O texto originalmente foi publicado naquele mesmo ano no Blog do professor Márcio José Rodrigues estampando a imagem de Verônica de El Greco, de 1559.
Tomo a liberdade de reproduzir o escrito aqui na minha página, mas usando lá em cima, na abertura, uma rara foto há muito tempo procurada em meus arquivos e só agora encontrada, que mostra a Verônica Maria de Lourdes Barros desempenhando sua função, defronte à igreja Matriz.
Lúcia Maria um ano e alguns meses depois da publicação de sua crônica, faleceu repentinamente em 28 de setembro de 2012 em Florianópolis, vitimada por um infarto.
Ela intitulou sua crônica:

 Minha Verônica

Por Lúcia Maria Barros da Silveira

“Não adianta!
Por mais tempo que passe, há lembranças das quais nunca nos desfazemos.
Na minha Laguna querida na casa onde cresci morava a Verônica. Quanto encantamento era isso.
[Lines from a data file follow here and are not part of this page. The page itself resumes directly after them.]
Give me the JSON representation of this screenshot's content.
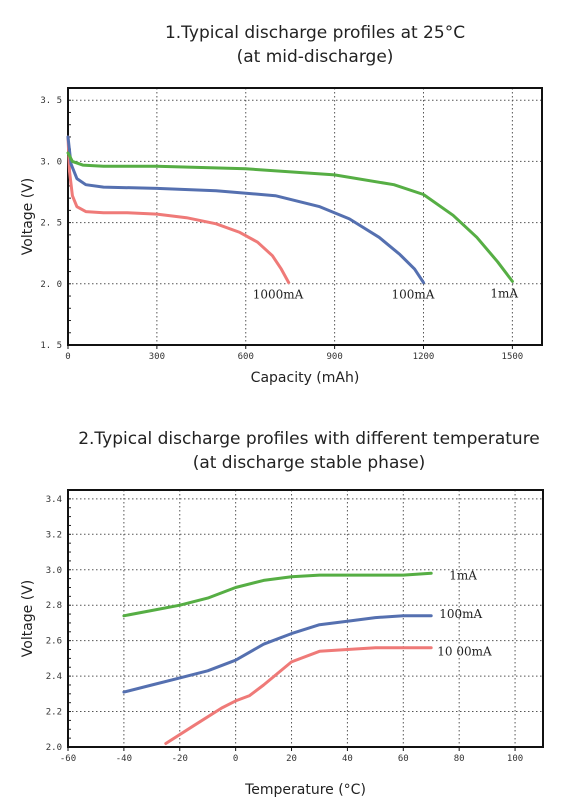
{
  "chart_data": [
    {
      "type": "line",
      "title": "1.Typical discharge profiles at 25°C",
      "subtitle": "(at mid-discharge)",
      "xlabel": "Capacity (mAh)",
      "ylabel": "Voltage (V)",
      "xlim": [
        0,
        1600
      ],
      "ylim": [
        1.5,
        3.6
      ],
      "xticks": [
        0,
        300,
        600,
        900,
        1200,
        1500
      ],
      "yticks": [
        1.5,
        2.0,
        2.5,
        3.0,
        3.5
      ],
      "ytick_labels": [
        "1. 5",
        "2. 0",
        "2. 5",
        "3. 0",
        "3. 5"
      ],
      "grid": true,
      "series": [
        {
          "name": "1000mA",
          "color": "#ef7a78",
          "x": [
            0,
            5,
            15,
            30,
            60,
            120,
            200,
            300,
            400,
            500,
            580,
            640,
            690,
            720,
            745
          ],
          "y": [
            3.2,
            2.92,
            2.72,
            2.63,
            2.59,
            2.58,
            2.58,
            2.57,
            2.54,
            2.49,
            2.42,
            2.34,
            2.23,
            2.12,
            2.01
          ]
        },
        {
          "name": "100mA",
          "color": "#5570b0",
          "x": [
            0,
            10,
            30,
            60,
            120,
            300,
            500,
            700,
            850,
            950,
            1050,
            1120,
            1170,
            1200
          ],
          "y": [
            3.2,
            2.98,
            2.86,
            2.81,
            2.79,
            2.78,
            2.76,
            2.72,
            2.63,
            2.53,
            2.38,
            2.24,
            2.12,
            2.01
          ]
        },
        {
          "name": "1mA",
          "color": "#56ae44",
          "x": [
            0,
            15,
            50,
            120,
            300,
            600,
            900,
            1100,
            1200,
            1300,
            1380,
            1450,
            1500
          ],
          "y": [
            3.07,
            3.0,
            2.97,
            2.96,
            2.96,
            2.94,
            2.89,
            2.81,
            2.73,
            2.56,
            2.38,
            2.18,
            2.02
          ]
        }
      ]
    },
    {
      "type": "line",
      "title": "2.Typical discharge profiles with different temperature",
      "subtitle": "(at discharge stable phase)",
      "xlabel": "Temperature (°C)",
      "ylabel": "Voltage (V)",
      "xlim": [
        -60,
        110
      ],
      "ylim": [
        2.0,
        3.45
      ],
      "xticks": [
        -60,
        -40,
        -20,
        0,
        20,
        40,
        60,
        80,
        100
      ],
      "yticks": [
        2.0,
        2.2,
        2.4,
        2.6,
        2.8,
        3.0,
        3.2,
        3.4
      ],
      "ytick_labels": [
        "2.0",
        "2.2",
        "2.4",
        "2.6",
        "2.8",
        "3.0",
        "3.2",
        "3.4"
      ],
      "grid": true,
      "series": [
        {
          "name": "1mA",
          "color": "#56ae44",
          "x": [
            -40,
            -30,
            -20,
            -10,
            0,
            10,
            20,
            30,
            40,
            50,
            60,
            70
          ],
          "y": [
            2.74,
            2.77,
            2.8,
            2.84,
            2.9,
            2.94,
            2.96,
            2.97,
            2.97,
            2.97,
            2.97,
            2.98
          ]
        },
        {
          "name": "100mA",
          "color": "#5570b0",
          "x": [
            -40,
            -30,
            -20,
            -10,
            0,
            10,
            20,
            30,
            40,
            50,
            60,
            70
          ],
          "y": [
            2.31,
            2.35,
            2.39,
            2.43,
            2.49,
            2.58,
            2.64,
            2.69,
            2.71,
            2.73,
            2.74,
            2.74
          ]
        },
        {
          "name": "10 00mA",
          "color": "#ef7a78",
          "x": [
            -25,
            -15,
            -5,
            0,
            5,
            10,
            20,
            30,
            40,
            50,
            60,
            70
          ],
          "y": [
            2.02,
            2.12,
            2.22,
            2.26,
            2.29,
            2.35,
            2.48,
            2.54,
            2.55,
            2.56,
            2.56,
            2.56
          ]
        }
      ]
    }
  ]
}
Minha tia Lourdes desde sempre em minha vida, durante essa época de quaresma tomava a si esse personagem tão essencial para nós cristãos católicos.
Já sabíamos que a procissão de Passos estava por chegar quando começávamos a ouvir, do segundo andar de minha casa, os ensaios solitários de nossa amada Verônica.
Soprano exímia e nata tinha em seu cantar o poder mágico de encantar.
Mas, como Verônica seu canto se transformava no lamento tão conhecido por gerações de lagunenses.
Desde pequena tenho fascinação por essa época do ano.
Via a capa da Verônica chegar em casa para ser limpa. Passava as mãos lentamente no veludo azul escuro com aplicação em dourado nas bordas. Sentia uma emoção tão grande de ter tão perto esse objeto que dava identidade à figura central do grande teatro cristão realizado a céu aberto relembrando e reverenciando as dores de nosso Senhor.
Ainda criança, ia para a sala atrás da sacristia onde as figuras se vestiam. Vi muitas moças se transformarem em Madalena e São João, outras em beús. O canto das beús até hoje vem claro a minha mente.
Quem nunca se arrepiou ao ouvir as batidas no chão das lanças dos centuriões?
Minha Verônica começava sua preparação cedo. Ia ao salão, pois seu penteado era especial. Colocava um pequeno aplique que guardava com muito cuidado.
Praticamente sem maquiagem, no começo da noite ia para igreja.
Lá começava sua transformação. O camisolão de branco impecável era vestido. Já com a linda tiara de pedrarias na cabeça esperava a hora de começar.
Dado o sinal, apanhava o mítico manto e o vestia.
Pronto!
Com o sudário enrolado em suas mãos, já não era mais minha tia, era sim, a dolorosa figura daquela que enxugou o santo Rosto em seu calvário.
Vivi os bastidores dessa tradição centenária por mais de uma década. Mas o melhor ainda viria.
 No ano de 1982, com 18 anos, recebi o honroso convite para ser Madalena. E vivi momentos inesquecíveis. Com o vestido cuidadosamente elaborado por dona Natália, costureira exímia, passei de observadora a protagonista da centenária tradição. Ao lado de minha Verônica acompanhei as procissões de Passos e do Senhor Morto.
Posso afirmar que é algo glorioso. Sou grata a Deus por ter me dado essa chance.
Ver minha Verônica cantar ao meu lado aquele som sentido, aquela voz abençoada, aquela cidade em suspense.
Memorável.
Vivi poucos momentos que se comparem àqueles.
Foi o último ano que minha tia cantou como Verônica.
Despidas de nossas personagens naquela quaresma já tão distante voltamos solenes para casa.
A experiência tinha me tocado profundamente.
Saímos pelas ruas de nossa cidade, lado a lado, como Verônica e Madalena e sacramentadas, voltamos para nossa casa como Maria de Lourdes e Lúcia.
Mas aquela quaresma tem estado em mim em todas as quaresmas que se seguiram.
A Madalena que fui, vivi aqui dentro e minha Verônica vive, em nós todos nós para sempre”.

19 comentários:

  1. Show! Quantas histórias Valmir. É a memória do nosso povo e cidade.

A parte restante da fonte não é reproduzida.